10.238 Menschen auf der Warteliste für ein Organ (Anfang 2016) steht eine Zahl von 3366 Transplantationen von Organen verstorbener Spender in Deutschland im Jahr 2015 gegenüber. Diese Zahlen von Eurotransplant im holländischen Leiden, verantwortlich für die Zuteilung von Spenderorganen in acht europäischen Ländern, zeigt den Bedarf. „Keiner rechnet damit, selbst betroffen zu sein – dementsprechend möchte sich niemand gern mit dem Thema befassen, denn letztlich setzt man sich mit seinem Tod auseinander“, sagt Judith Neumann. Die Frau aus Essen ist selbigem nur knapp entronnen, weil sie vor 15 Jahren fast in letzter Minute eine Leber erhielt. Seitdem spricht sie mit Menschen darüber, wie schnell sie selbst in eine solche Situation kommen können. Und bittet sie darum, sich zu entscheiden: „Wollt ihr im Todesfall spenden oder nicht? Man kann es auch ausschließen oder festlegen, dass nur bestimmte Organe übertragen werden dürfen. Und erleichtert damit im Zweifelsfall auch Angehörigen die Entscheidung.“

Was sind die Voraussetzungen im Fall der Fälle?

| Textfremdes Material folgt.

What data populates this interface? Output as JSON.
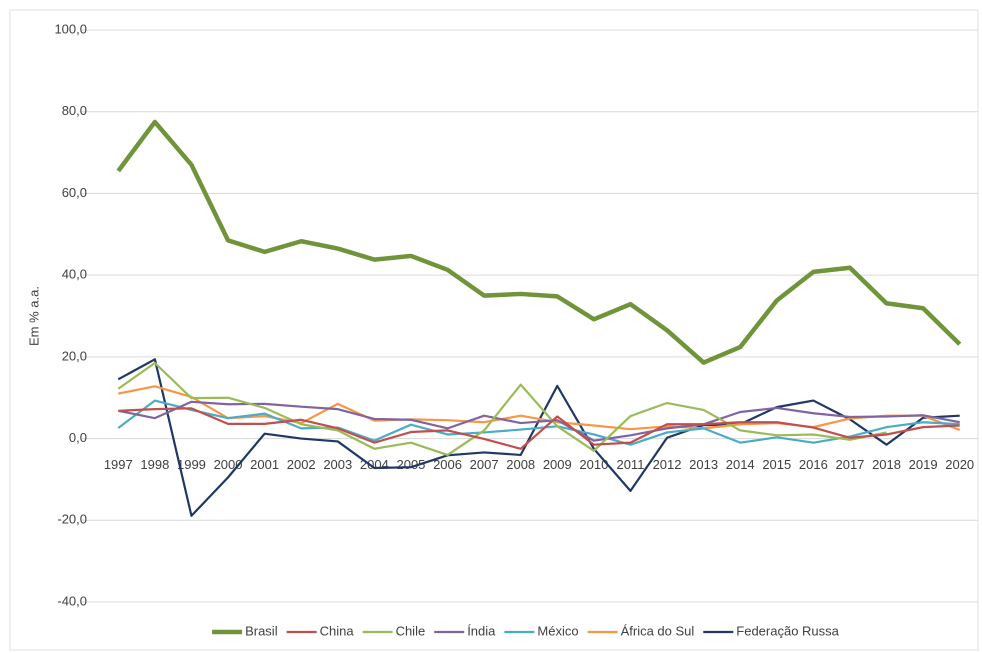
{
  "chart_data": {
    "type": "line",
    "y_label": "Em % a.a.",
    "categories": [
      "1997",
      "1998",
      "1999",
      "2000",
      "2001",
      "2002",
      "2003",
      "2004",
      "2005",
      "2006",
      "2007",
      "2008",
      "2009",
      "2010",
      "2011",
      "2012",
      "2013",
      "2014",
      "2015",
      "2016",
      "2017",
      "2018",
      "2019",
      "2020"
    ],
    "series": [
      {
        "name": "Brasil",
        "color": "#70943a",
        "values": [
          65.5,
          77.5,
          67,
          48.5,
          45.7,
          48.3,
          46.5,
          43.8,
          44.7,
          41.3,
          35,
          35.4,
          34.8,
          29.2,
          32.9,
          26.5,
          18.6,
          22.4,
          33.8,
          40.8,
          41.8,
          33.1,
          31.9,
          23.1
        ]
      },
      {
        "name": "China",
        "color": "#c0504d",
        "values": [
          6.8,
          7.2,
          7.4,
          3.6,
          3.6,
          4.6,
          2.5,
          -1.0,
          1.6,
          2.0,
          -0.1,
          -2.5,
          5.4,
          -1.5,
          -1.0,
          3.5,
          3.5,
          4.0,
          4.0,
          2.7,
          0.2,
          1.0,
          2.8,
          3.2
        ]
      },
      {
        "name": "Chile",
        "color": "#9bbb59",
        "values": [
          12.2,
          18.5,
          9.9,
          10.0,
          7.5,
          3.5,
          2.0,
          -2.5,
          -1.0,
          -4.0,
          2.0,
          13.2,
          3.0,
          -3.0,
          5.5,
          8.7,
          7.0,
          2.0,
          0.8,
          1.0,
          -0.3,
          1.5,
          null,
          null
        ]
      },
      {
        "name": "Índia",
        "color": "#8064a2",
        "values": [
          6.8,
          5.0,
          9.0,
          8.4,
          8.5,
          7.8,
          7.2,
          4.8,
          4.6,
          2.5,
          5.6,
          3.8,
          4.5,
          -0.5,
          0.8,
          2.5,
          3.5,
          6.5,
          7.5,
          6.2,
          5.3,
          5.4,
          5.7,
          4.0
        ]
      },
      {
        "name": "México",
        "color": "#4bacc6",
        "values": [
          2.6,
          9.3,
          7.0,
          5.0,
          6.1,
          2.5,
          2.7,
          -0.5,
          3.4,
          1.0,
          1.5,
          2.2,
          3.0,
          1.0,
          -1.5,
          1.5,
          2.5,
          -1.0,
          0.3,
          -1.0,
          0.5,
          2.8,
          4.0,
          3.5
        ]
      },
      {
        "name": "África do Sul",
        "color": "#f79646",
        "values": [
          11,
          12.8,
          10.2,
          5.0,
          5.5,
          3.8,
          8.5,
          4.4,
          4.7,
          4.5,
          4.0,
          5.6,
          4.0,
          3.2,
          2.3,
          3.0,
          2.5,
          3.5,
          3.8,
          2.8,
          4.9,
          5.6,
          5.6,
          2.1
        ]
      },
      {
        "name": "Federação Russa",
        "color": "#1f3864",
        "values": [
          14.5,
          19.4,
          -18.9,
          -9.5,
          1.2,
          0.0,
          -0.7,
          -7.2,
          -7.0,
          -4.1,
          -3.4,
          -4.0,
          12.9,
          -2.5,
          -12.8,
          0.2,
          3.3,
          3.5,
          7.7,
          9.3,
          4.7,
          -1.5,
          5.1,
          5.6
        ]
      }
    ],
    "ylim": [
      -40,
      100
    ],
    "yticks": [
      {
        "value": -40,
        "label": "-40,0"
      },
      {
        "value": -20,
        "label": "-20,0"
      },
      {
        "value": 0,
        "label": "0,0"
      },
      {
        "value": 20,
        "label": "20,0"
      },
      {
        "value": 40,
        "label": "40,0"
      },
      {
        "value": 60,
        "label": "60,0"
      },
      {
        "value": 80,
        "label": "80,0"
      },
      {
        "value": 100,
        "label": "100,0"
      }
    ],
    "grid": true,
    "legend": "bottom"
  }
}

Der Transplantationsbeauftragte Stefan Becker bekräftigt: „Ziel aller medizinischen Maßnahmen im Falle eines Unfalls oder einer schweren Erkrankung ist es, das Leben des Patienten zu retten.“ Becker: „Manchmal kommt die ärztliche Hilfe zu spät, Krankheit oder Unfallfolgen sind zu weit fortgeschritten, der Patient kann nicht mehr gerettet werden.“ Bei einer kleinen Gruppe von Patienten stellt sich dann die Frage einer Organspende. Häufig seien dies Patienten mit Gehirnblutungen, die allerdings in weniger als 20 Prozent der Fälle durch einen Unfall auftreten.

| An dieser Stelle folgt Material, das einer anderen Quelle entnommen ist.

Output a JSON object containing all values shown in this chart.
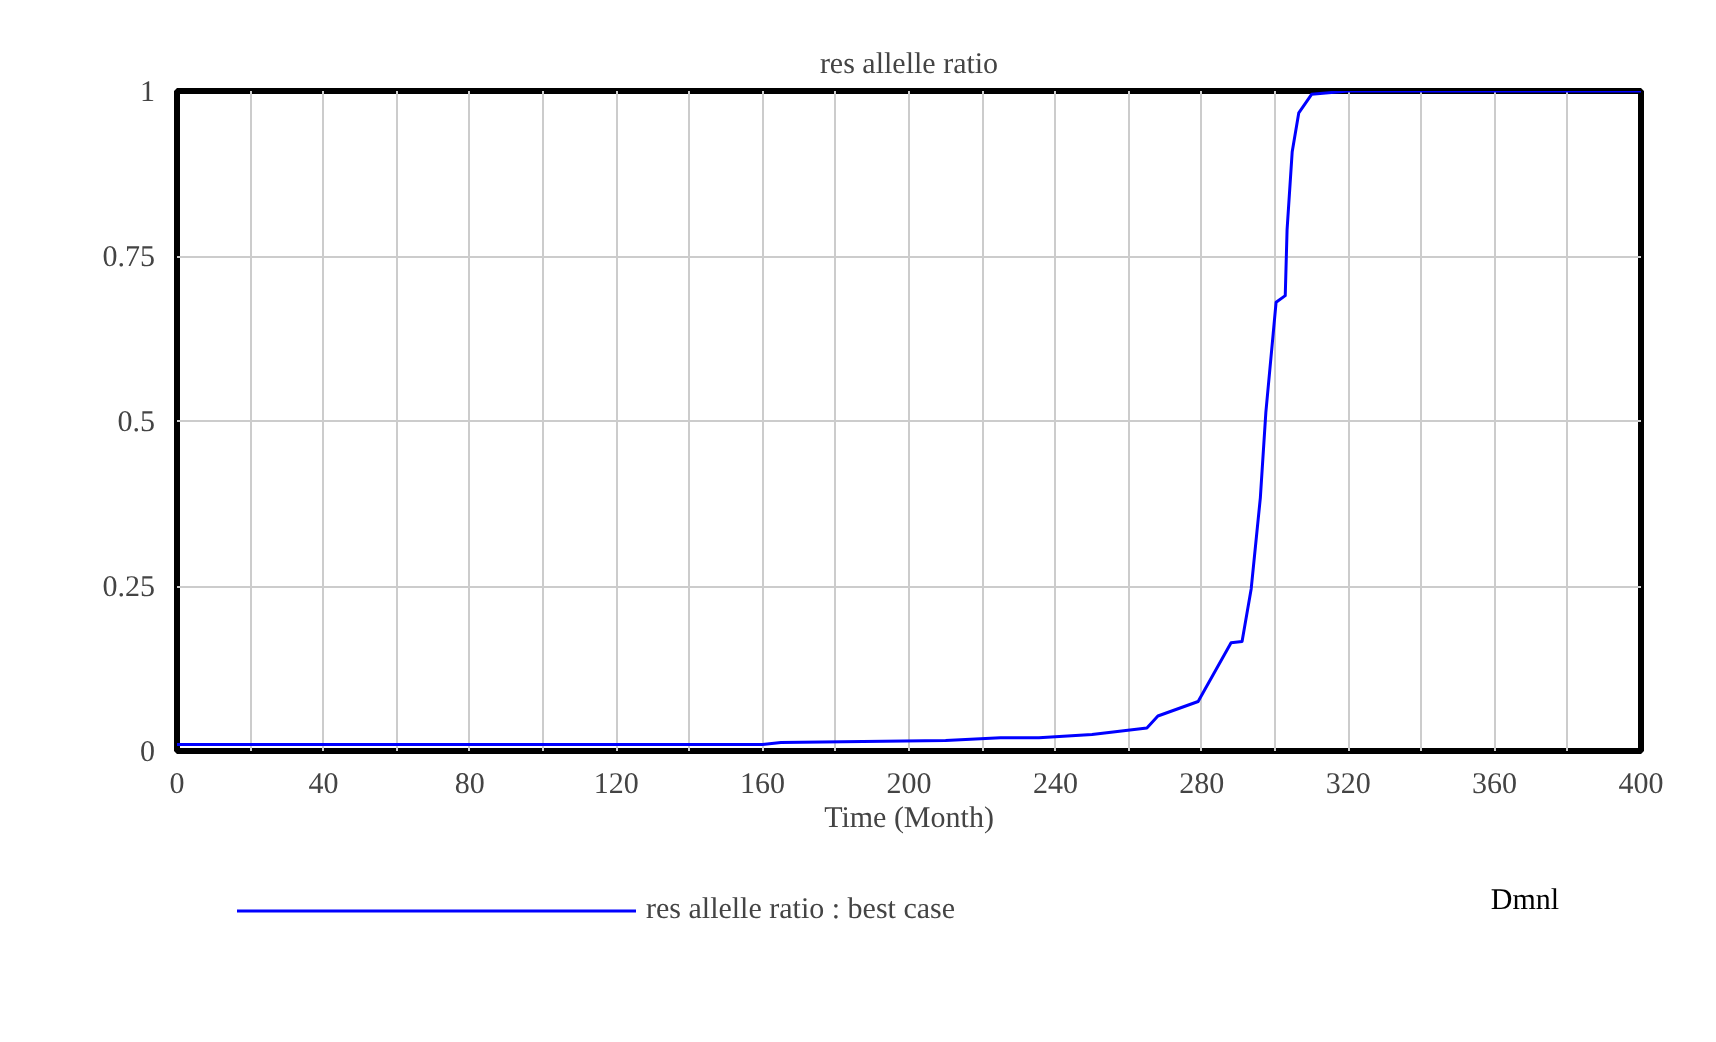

Die medizinischen Voraussetzungen laut Experten: Die Durchblutung und die Funktionen des Gehirns sind vollständig ausgefallen; Kreislauf und Atmung werden künstlich durch Beatmung und Medikamente aufrechterhalten. Stefan Becker: „Erst wenn der Tod durch vollständiges irreversibles Hirnversagen (Hirntod) festgestellt worden ist, wird die Frage der Organspende erörtert.“ Um rechtlich auf der sicheren Seite zu sein, muss eine Einwilligung vorliegen – schriftlich, etwa in Form eines Organspendeausweises des Verstorbenen, oder indem bestimmte Personen wie Angehörige über eine Entnahme im Sinne des Verstorbenen entscheiden. „Dabei ist wichtig, dass wir nicht zu der einen oder anderen Entscheidung drängen“, sagt Becker. Die anschließende Vorbereitung zur Organentnahme dauert in der Regel zwischen zwölf und 18 Stunden. Die Organe werden gekühlt schnellstmöglich zu den Zentren gebracht, in denen sie transplantiert werden.

Unter welchen Umständen ist eine Lebendspende möglich?

Manche Organe, zum Beispiel eine Niere oder ein Teil der Leber, können auch von Verwandten ersten oder zweiten Grades gespendet werden, die einen guten Gesundheitszustand haben. Das trifft auf Eltern und Geschwister, Ehepartner, Verlobte oder auf Menschen zu, die sich persönlich sehr nahestehen. Stefan Becker: „Eine Lebendspende ist nur dann zulässig, wenn zum Zeitpunkt der Transplantation kein anderes Spenderorgan zur Verfügung steht.“ Eine Gutachterkommission prüft im Vorfeld, ob die Spende freiwillig erfolgt und keine finanziellen Interessen bestehen.